A political storm is brewing again on the Indian Ocean island of Madagascar.
President Andry Rajoelina, who seized power in a 2009 coup, has reneged on his vow to stay out of a July election that was intended to end four years of political stalemate. He joins the wife of the ousted president and another ex-president who are also running.
Politics in Madagascar has come to resemble the tropical storms that regularly batter this remote island nation off Africa’s southeastern coast.
In 2009, the young mayor of the capital, Antananarivo, toppled the president. That president was also the former mayor of Antananarivo, and had himself taken to the streets to unseat his predecessor after a disputed election.
Now that same political actors will be competing in July’s elections, which are supposed to be aimed at bringing back some political stability.
Current President Andry Rajoelina, former president Didier Ratsiraka, and the wife of exiled ex-president Marc Ravalomanana plan to run for the presidency.
This cluster of coup-prone leaders on one ballot is worrying, says Lucien Toulou, the Madagascar director for the Electoral Institute for the Sustainability of Democracy in Africa.
Toulou says none of the three should have even been allowed to run - Ratsiraka and Ravalomanana because they don't meet residency requirements, and President Rajoelina because he agreed not to run as part of a deal brokered by the Southern African Development Community.
“There is an issue around the credibility of the court," said Toulou. "Secondly, an issue around the credibility of Mr. Andry Rajoelina himself because in January he said he was not for these elections, and now he is saying he’s standing, meaning that he actually cannot keep his promises.”
But this isn’t just about politicians not keeping promises, analysts say. Rajoelina’s 2009 coup plunged the nation into economic and political isolation after the international community imposed sanctions and withdrew aid.

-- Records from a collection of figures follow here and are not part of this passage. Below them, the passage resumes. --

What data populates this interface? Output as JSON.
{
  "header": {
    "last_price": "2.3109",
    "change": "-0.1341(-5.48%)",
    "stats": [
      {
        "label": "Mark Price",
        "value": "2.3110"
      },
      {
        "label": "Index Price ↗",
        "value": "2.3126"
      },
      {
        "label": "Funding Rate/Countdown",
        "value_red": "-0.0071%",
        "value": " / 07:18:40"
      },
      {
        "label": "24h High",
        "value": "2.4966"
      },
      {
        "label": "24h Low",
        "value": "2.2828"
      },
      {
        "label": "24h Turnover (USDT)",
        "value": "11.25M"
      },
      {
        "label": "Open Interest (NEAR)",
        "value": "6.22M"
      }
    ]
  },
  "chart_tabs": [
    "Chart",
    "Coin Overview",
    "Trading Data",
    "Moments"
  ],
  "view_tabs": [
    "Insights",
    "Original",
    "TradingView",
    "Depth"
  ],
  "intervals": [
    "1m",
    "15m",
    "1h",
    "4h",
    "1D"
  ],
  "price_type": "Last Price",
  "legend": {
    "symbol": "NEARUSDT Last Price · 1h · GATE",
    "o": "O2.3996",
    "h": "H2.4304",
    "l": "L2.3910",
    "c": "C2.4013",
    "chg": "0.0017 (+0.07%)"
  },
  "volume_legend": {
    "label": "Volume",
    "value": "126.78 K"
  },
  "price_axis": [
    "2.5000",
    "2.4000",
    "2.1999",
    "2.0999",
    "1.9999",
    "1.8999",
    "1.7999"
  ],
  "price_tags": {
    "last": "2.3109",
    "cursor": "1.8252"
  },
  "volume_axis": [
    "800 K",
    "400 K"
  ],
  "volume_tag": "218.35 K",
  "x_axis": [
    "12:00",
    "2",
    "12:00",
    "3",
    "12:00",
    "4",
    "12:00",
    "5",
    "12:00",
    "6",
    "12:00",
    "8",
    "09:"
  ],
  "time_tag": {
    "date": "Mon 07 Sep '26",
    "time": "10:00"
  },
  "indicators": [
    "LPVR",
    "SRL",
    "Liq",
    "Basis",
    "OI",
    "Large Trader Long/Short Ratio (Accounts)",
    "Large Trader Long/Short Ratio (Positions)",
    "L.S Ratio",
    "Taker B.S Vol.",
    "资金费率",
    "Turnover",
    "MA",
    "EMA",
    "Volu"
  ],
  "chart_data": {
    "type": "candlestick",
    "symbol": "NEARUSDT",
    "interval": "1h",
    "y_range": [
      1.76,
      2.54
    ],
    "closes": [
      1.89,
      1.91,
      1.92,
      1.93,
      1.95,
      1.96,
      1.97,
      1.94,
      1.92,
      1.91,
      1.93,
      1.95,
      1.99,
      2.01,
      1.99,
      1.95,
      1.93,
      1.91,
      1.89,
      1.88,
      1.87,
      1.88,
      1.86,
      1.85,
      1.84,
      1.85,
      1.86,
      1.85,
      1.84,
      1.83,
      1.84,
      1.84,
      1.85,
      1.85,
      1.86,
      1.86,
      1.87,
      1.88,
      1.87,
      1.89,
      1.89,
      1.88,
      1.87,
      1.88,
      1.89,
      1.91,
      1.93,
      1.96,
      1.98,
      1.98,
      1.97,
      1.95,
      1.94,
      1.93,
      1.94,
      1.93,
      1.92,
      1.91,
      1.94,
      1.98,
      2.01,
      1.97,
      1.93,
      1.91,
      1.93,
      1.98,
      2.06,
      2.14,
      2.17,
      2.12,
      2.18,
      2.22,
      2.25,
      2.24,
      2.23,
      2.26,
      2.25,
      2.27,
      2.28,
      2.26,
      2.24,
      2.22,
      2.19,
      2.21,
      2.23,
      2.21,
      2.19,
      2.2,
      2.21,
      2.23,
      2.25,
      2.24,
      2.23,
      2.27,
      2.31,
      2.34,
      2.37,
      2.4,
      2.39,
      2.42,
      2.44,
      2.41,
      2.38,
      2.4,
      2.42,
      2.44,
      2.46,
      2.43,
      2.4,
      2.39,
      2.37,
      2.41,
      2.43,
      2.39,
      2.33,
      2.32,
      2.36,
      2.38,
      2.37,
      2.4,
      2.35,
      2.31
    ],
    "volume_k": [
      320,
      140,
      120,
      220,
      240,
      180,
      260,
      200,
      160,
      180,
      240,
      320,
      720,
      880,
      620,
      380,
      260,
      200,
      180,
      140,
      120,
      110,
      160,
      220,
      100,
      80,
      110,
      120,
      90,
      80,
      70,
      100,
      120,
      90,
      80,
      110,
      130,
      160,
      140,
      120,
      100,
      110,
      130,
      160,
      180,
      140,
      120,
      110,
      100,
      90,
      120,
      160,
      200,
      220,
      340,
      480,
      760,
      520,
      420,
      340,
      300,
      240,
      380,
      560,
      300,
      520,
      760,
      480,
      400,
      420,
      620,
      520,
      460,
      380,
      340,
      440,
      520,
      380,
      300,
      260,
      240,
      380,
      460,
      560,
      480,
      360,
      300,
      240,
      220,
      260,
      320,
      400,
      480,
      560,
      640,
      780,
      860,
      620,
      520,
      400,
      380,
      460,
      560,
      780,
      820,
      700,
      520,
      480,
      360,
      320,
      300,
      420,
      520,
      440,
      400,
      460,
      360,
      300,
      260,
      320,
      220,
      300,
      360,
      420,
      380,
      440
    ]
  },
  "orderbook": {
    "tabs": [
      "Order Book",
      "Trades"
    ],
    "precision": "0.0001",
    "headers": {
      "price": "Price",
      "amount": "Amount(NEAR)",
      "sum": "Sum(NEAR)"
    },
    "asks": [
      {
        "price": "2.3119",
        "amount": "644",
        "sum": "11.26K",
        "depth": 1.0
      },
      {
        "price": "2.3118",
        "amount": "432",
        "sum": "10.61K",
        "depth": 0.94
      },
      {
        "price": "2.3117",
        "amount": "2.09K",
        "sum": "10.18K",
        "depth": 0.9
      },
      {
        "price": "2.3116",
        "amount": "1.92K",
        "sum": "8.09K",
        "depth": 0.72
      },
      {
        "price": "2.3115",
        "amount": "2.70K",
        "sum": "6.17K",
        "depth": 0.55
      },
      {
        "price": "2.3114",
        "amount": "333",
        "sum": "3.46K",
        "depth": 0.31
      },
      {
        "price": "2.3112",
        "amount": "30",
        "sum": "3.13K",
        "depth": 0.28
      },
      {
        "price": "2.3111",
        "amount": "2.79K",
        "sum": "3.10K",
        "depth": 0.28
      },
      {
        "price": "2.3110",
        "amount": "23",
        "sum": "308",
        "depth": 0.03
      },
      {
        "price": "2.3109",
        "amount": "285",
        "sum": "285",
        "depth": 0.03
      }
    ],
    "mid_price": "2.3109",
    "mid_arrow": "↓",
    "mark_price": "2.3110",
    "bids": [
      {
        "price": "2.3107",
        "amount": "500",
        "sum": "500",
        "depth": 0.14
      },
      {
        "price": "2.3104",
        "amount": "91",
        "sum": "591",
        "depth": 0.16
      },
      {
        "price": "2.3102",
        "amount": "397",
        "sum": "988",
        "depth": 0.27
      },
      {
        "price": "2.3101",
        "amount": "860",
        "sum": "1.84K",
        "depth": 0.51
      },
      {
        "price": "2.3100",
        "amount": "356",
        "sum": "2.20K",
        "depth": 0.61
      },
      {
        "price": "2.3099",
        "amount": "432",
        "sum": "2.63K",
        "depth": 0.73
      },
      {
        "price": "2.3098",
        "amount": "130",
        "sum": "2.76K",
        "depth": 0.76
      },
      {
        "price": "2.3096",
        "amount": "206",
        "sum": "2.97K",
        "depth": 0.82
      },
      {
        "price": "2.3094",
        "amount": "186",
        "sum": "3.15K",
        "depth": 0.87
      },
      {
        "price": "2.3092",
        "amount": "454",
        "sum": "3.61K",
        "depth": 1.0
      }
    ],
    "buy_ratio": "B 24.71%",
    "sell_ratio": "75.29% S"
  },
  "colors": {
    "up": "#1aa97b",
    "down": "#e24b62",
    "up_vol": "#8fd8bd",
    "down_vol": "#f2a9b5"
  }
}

A subsequent drop in tourism spurred locals to plunder the forests that sustain the island’s famous biodiversity. An investigation by watchdog Global Witness and the Environmental Investigation Agency found that the instability fed into an illegal rosewood industry that is worth as much as $460,000 a day.
The next president, whoever he or she is, will inherit these challenges. And Johannesburg-based researcher James Stent of Good Governance Africa says the ballot is uninspiring.
“In general, neither three candidates are very good," said Stent. "Ratsiraka represents the military elite, which has had far too much sway over the country for far too long. Rajoelina is an autocratic ruler who’s been ruling under an illegitimate mandate for over four years. And Ravalomanana, unfortunately, even though he was democratically elected and had done a lot of good for the country, his presence in the political arena, either through him directly or through his wife, doesn’t inspire a vote of confidence for the stability and the long-term wellbeing of the country.”
Stent said observers are concerned about the potential for violence.
“African polls, from Kenya in 2007 to Zimbabwe in 2008, have always been fraught with violence when these fractious elites are at play, which is the case in Madagascar,” he said.
Toulou says he had seen no sign of intimidation yet, but notes that the campaigns haven't officially started.
Campaigning is scheduled to begin a month before the July 24 poll. Parliamentary elections will be held alongside the first round of presidential voting. If no candidate garners a clear majority of the vote; a presidential runoff could be held in September.